人都走了,玉奴陷入了沉默。僵坐了许久,萧楚雄走向她的时候,她毫无反应,一伸手抚摸她的面颊,才摸到满面泪痕。他果然死了,比预想的还早的多。曾经他满嘴都是谎言,唯有这一句如今确定是真的。基于这一句,他便将她的人生轨迹改天换日。玉奴伤怀的,是她永远也改变不了的两年和难以面对的现状。才被拆穿谎言的真相震惊到心理崩溃,好容易在静淼师太和轮转天判的开导下打算好好面对,理智客观的去处理即将发生的一切,却立刻得知原本预备的一切都不复存在。
萧楚雄轻轻的把玉奴揽进怀里,“玉奴,不幸中的万幸,是我们又回复同心同德。不管接下来发生什么,我们都要携手度过。”

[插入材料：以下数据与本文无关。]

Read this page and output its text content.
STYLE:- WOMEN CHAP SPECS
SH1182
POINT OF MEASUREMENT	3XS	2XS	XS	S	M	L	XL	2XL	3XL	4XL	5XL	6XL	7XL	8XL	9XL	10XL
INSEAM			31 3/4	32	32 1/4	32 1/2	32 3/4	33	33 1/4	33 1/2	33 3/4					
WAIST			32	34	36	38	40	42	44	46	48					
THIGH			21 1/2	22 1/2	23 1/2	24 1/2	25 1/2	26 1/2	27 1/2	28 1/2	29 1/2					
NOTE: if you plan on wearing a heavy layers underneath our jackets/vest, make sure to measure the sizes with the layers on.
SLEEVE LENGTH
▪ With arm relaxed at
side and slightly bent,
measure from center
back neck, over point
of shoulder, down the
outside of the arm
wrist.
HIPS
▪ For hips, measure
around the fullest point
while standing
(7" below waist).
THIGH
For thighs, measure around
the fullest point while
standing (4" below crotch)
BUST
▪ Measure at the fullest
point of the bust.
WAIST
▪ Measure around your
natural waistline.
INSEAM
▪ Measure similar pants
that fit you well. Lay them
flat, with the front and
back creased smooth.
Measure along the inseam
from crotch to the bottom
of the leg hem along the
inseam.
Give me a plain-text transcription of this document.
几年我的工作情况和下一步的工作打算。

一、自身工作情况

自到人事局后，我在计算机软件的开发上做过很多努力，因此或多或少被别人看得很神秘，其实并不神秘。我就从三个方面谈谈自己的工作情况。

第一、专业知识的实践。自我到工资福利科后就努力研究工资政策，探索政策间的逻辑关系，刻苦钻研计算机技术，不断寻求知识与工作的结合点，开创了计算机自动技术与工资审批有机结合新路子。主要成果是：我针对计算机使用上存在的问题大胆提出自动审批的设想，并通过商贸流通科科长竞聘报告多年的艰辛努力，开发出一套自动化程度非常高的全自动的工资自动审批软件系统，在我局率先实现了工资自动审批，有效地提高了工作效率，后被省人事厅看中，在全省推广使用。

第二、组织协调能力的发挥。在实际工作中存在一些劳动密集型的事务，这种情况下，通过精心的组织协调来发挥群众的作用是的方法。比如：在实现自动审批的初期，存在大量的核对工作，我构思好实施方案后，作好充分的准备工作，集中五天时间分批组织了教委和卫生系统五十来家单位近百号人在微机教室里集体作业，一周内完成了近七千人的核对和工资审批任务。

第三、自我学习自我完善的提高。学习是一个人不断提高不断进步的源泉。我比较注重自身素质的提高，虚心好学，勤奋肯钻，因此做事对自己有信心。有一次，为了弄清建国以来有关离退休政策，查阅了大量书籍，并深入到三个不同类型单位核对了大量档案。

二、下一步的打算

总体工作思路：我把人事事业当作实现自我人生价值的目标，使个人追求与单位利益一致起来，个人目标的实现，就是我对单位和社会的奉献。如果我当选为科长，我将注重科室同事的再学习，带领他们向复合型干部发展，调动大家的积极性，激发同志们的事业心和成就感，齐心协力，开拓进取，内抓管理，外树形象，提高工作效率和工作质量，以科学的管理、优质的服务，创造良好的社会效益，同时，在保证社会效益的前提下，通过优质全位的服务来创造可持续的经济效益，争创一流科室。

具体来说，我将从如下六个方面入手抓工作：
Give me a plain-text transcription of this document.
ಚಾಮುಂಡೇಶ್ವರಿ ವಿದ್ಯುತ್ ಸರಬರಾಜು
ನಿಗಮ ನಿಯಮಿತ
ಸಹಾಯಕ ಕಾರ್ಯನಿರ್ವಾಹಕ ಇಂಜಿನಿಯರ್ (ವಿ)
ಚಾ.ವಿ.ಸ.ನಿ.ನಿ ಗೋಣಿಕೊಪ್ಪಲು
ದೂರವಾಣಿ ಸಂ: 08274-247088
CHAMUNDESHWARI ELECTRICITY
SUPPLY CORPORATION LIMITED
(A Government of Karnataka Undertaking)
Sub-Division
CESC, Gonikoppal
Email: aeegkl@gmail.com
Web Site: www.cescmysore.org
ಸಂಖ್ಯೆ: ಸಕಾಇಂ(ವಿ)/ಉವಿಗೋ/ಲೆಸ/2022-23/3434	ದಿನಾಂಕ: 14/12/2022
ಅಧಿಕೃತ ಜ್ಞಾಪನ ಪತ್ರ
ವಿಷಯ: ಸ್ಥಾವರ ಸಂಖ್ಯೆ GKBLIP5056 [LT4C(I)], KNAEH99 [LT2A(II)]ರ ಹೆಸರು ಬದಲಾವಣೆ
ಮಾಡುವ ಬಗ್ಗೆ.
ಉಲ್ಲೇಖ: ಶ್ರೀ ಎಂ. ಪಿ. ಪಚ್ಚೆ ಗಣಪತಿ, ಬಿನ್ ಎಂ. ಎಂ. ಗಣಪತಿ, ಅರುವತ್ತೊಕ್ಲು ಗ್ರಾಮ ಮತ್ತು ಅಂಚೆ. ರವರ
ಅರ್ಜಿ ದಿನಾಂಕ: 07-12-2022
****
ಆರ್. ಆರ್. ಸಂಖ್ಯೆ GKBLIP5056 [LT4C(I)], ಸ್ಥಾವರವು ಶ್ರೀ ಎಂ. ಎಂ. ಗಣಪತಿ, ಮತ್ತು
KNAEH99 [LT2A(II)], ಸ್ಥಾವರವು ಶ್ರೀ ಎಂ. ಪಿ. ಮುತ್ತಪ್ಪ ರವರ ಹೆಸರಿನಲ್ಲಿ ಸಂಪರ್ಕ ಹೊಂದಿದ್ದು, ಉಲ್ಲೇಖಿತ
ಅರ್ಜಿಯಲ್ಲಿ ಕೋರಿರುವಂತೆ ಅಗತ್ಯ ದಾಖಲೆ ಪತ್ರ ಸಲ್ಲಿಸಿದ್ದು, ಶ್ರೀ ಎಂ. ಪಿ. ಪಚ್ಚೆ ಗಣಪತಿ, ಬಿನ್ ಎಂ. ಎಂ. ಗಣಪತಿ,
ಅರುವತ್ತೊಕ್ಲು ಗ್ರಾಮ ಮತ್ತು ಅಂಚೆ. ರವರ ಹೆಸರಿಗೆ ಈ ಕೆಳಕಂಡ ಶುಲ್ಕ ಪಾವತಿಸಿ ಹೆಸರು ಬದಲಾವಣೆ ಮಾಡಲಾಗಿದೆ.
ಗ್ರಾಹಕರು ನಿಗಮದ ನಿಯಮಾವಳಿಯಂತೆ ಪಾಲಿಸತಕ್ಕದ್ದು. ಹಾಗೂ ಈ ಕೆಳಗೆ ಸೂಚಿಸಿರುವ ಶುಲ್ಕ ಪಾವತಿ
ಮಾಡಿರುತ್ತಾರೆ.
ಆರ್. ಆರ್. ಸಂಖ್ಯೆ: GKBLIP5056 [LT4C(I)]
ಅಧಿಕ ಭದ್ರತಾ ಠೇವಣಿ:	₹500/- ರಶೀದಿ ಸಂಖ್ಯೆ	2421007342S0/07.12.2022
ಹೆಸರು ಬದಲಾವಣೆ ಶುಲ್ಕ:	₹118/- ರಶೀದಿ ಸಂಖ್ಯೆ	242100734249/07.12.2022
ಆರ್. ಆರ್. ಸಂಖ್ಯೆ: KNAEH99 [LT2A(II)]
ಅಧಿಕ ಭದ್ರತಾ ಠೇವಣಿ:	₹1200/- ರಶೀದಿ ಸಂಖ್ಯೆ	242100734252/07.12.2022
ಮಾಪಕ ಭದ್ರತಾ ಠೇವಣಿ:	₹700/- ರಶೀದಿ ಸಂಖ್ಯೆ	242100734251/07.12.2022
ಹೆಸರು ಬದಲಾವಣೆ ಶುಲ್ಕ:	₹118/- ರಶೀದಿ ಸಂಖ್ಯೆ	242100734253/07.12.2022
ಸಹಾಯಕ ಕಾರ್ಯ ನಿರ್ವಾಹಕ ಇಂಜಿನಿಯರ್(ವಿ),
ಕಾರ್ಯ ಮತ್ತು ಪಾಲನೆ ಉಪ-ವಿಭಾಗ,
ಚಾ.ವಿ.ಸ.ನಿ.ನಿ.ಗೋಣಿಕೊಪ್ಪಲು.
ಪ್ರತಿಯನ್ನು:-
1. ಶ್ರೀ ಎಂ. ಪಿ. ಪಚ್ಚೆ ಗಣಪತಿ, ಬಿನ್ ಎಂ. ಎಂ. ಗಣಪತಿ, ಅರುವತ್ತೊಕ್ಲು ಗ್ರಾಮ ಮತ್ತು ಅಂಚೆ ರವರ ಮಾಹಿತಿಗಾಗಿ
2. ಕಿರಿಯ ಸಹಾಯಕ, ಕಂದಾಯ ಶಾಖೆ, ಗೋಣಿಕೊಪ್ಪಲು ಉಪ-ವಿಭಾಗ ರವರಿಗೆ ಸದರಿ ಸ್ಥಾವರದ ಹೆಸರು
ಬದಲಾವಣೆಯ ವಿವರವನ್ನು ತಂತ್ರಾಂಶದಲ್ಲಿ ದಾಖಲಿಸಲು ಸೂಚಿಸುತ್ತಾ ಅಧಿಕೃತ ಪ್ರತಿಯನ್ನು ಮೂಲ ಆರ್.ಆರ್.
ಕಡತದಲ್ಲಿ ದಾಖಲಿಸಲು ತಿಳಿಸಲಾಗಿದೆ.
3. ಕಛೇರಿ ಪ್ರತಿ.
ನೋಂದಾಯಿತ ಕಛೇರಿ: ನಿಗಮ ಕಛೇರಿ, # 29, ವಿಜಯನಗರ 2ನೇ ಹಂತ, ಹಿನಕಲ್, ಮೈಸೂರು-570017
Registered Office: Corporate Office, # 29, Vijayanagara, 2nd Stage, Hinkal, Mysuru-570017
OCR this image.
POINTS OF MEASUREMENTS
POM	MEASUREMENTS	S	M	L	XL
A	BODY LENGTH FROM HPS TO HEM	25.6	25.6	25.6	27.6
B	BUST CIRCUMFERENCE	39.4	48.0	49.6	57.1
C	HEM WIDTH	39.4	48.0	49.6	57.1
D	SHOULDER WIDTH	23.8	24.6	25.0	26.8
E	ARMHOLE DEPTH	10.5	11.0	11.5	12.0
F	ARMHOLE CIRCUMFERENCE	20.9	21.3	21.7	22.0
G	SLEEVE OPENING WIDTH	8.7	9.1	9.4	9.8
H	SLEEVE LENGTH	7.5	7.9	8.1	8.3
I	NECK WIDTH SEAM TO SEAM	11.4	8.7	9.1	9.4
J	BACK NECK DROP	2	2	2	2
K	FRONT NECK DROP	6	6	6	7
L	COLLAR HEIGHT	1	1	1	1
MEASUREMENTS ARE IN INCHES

玉奴点点头。两个人都明白,所谓的半壁江山根本没有出现,很不像薛彬一直布置下的。
“好在我有兵权在手,太子想必不能立刻拿我怎么样。但如若没有二分天下,我手中拥兵,便立刻成了众臣的靶子,可能下一个解决的就是我。玉奴,你说,我们要不要独立出来?”
“我们没有遗诏在手,此时独立,便是反贼。”
“但你的公主府有半个国库,太子岂能善罢甘休?说不定现在已经派人去抢夺了。这才是我不让你走的原因。”
“那锁你知我知,设计的精妙,他拿不走。就算想炸都炸不了。”
“所以我们一定会有大麻烦。”萧楚雄怎么也没想到,事情会突然变成这样。
“是怪我前几天去找皇帝理论了吗?”玉奴习惯性的在自己身上找原因。
“想害你的话,这是一个很好的借口。但是我那天看到皇帝,并不觉得他会因此而死。”
院门再度开启,李公公率众鱼贯而入:“奉天承运,皇帝诏曰:汉王萧楚雄与鈺瑝公主薛玉奴虽有婚约,但并未举行婚礼,为示皇家清白,不可居于一处。鈺瑝公主本身患有顽疾,须由御医悉心照料。着由内侍监带回皇宫,待痊愈后由朕亲自举行盛大婚礼。钦此!鈺瑝公主、汉王接旨。”